Dinner theatre is always a curious blend of food and drama – do you critique the cuisine as well as the acting, should the food complement the plot, does the menu matter as much as the dialogue? Radiohole’s radical approach to dinner and a play, Now Serving: A Guide to Aesthetic Etiquette in Four Courses, delightfully defies all expectations with an immersive and surreal supper party that probes the role of food in feminism with extraordinary results. You may never look at a hotdog in the same way again.
There are two levels of tickets for Now Serving – dinner guests and general admission. Think carefully before opting to dine on the set as those seats are prone to showers of Wonderbread, salad, and dressing. Wherever you sit, you’ll be offered a cocktail in the lobby on arrival – a choice of three different drinks served by friendly bartenders wearing animal noses. The lighting is dim and a vodka punch streams out of a fountain lit up in eerie red. Ticket holders are called in individually to the theatre and at a series of box offices they are invited to put their hands in a “lucky dip” for a token. It’s a fun diversion, but the significance of each token seems arbitrary as they are all later handed over in exchange for beer (Pabst), popcorn (slightly stale), and Junior Mints. When the curtain pulls back, a formal dinner table is revealed in a white dining room and the ten people with dinner seats are already in position. On screens framed in ornate gold, black and white videos play in which 1930s and 1940s diners are instructed in etiquette. The hosts –three women in steampunk – attire join the diners at the table. And then slices of Wonderbread fall from the ceiling with disturbing news about the origin of its yeast!

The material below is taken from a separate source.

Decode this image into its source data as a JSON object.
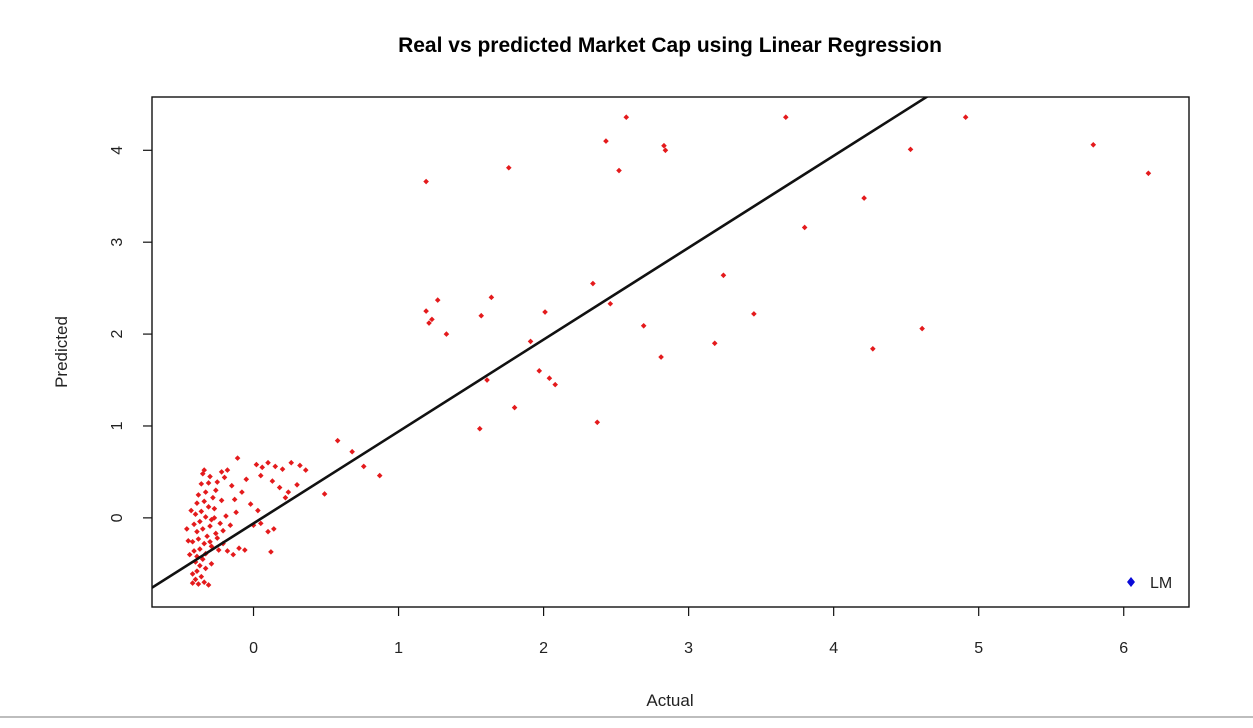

Who are these women and where are they? Their manners are formal, even ritualistic, and they are solicitous to their guests, making sure that the wine served via tubes from medical blood bags hanging from the ceiling is replenished and demonstrating what to do with the Wonderbread (paint on some pink goo and ball it up before eating). A waiter, played by Eric Dyer, in a giant frog head, assists. The hosts, portrayed with an undercurrent of seething mayhem by Amanda Bender, Erin Douglass, and Maggie Hoffman, might be sisters of Jean Genet’s Maids. They chit chat politely with each other on such subjects as the meaning of “I’m sorry” while another speech is a string of clichés. A violinist, Catherine McRae, plays sinister chords ripped straight from a horror movie soundtrack. Despite their veneer of genteel manners, these women have much darker things on their mind. In the tiny print program, a complicated backstory explains that this is a special secret place, a respite from a dystopian world – a hole where the women are in charge and condescend to allow their former male oppressor, Pepe, presumably the frogman, to live with them as long as he “pays for his prior misogynistic way of life” at every dinner party they give.
As the four courses unfold, Pepe’s dues are paid in full. The food is none too appetizing: salad is thrown at the guests and a sloppy beet soup suggests something more sinister. The dishes are cleared in a very expedient way and, when other things are consumed, one of the women exclaims, “It’s chewier than I thought it would be.” Pepe ends up “served” on the table and that’s when some members of the audience are invited to eat hotdogs! Dessert brings more surprises and long explanation from a dessert chef played by Kristen Worrall.
While the message of the play seems to be fairly simple – end male domination, whatever it takes – what is more engaging is the crazy dinner. It’s a mesmerizing experience full of highly inventive surprises, both on the food and the action front. A few of the courses drag on a little too long, but the play leaves a refreshing, iconoclastic taste that will be hard to forget.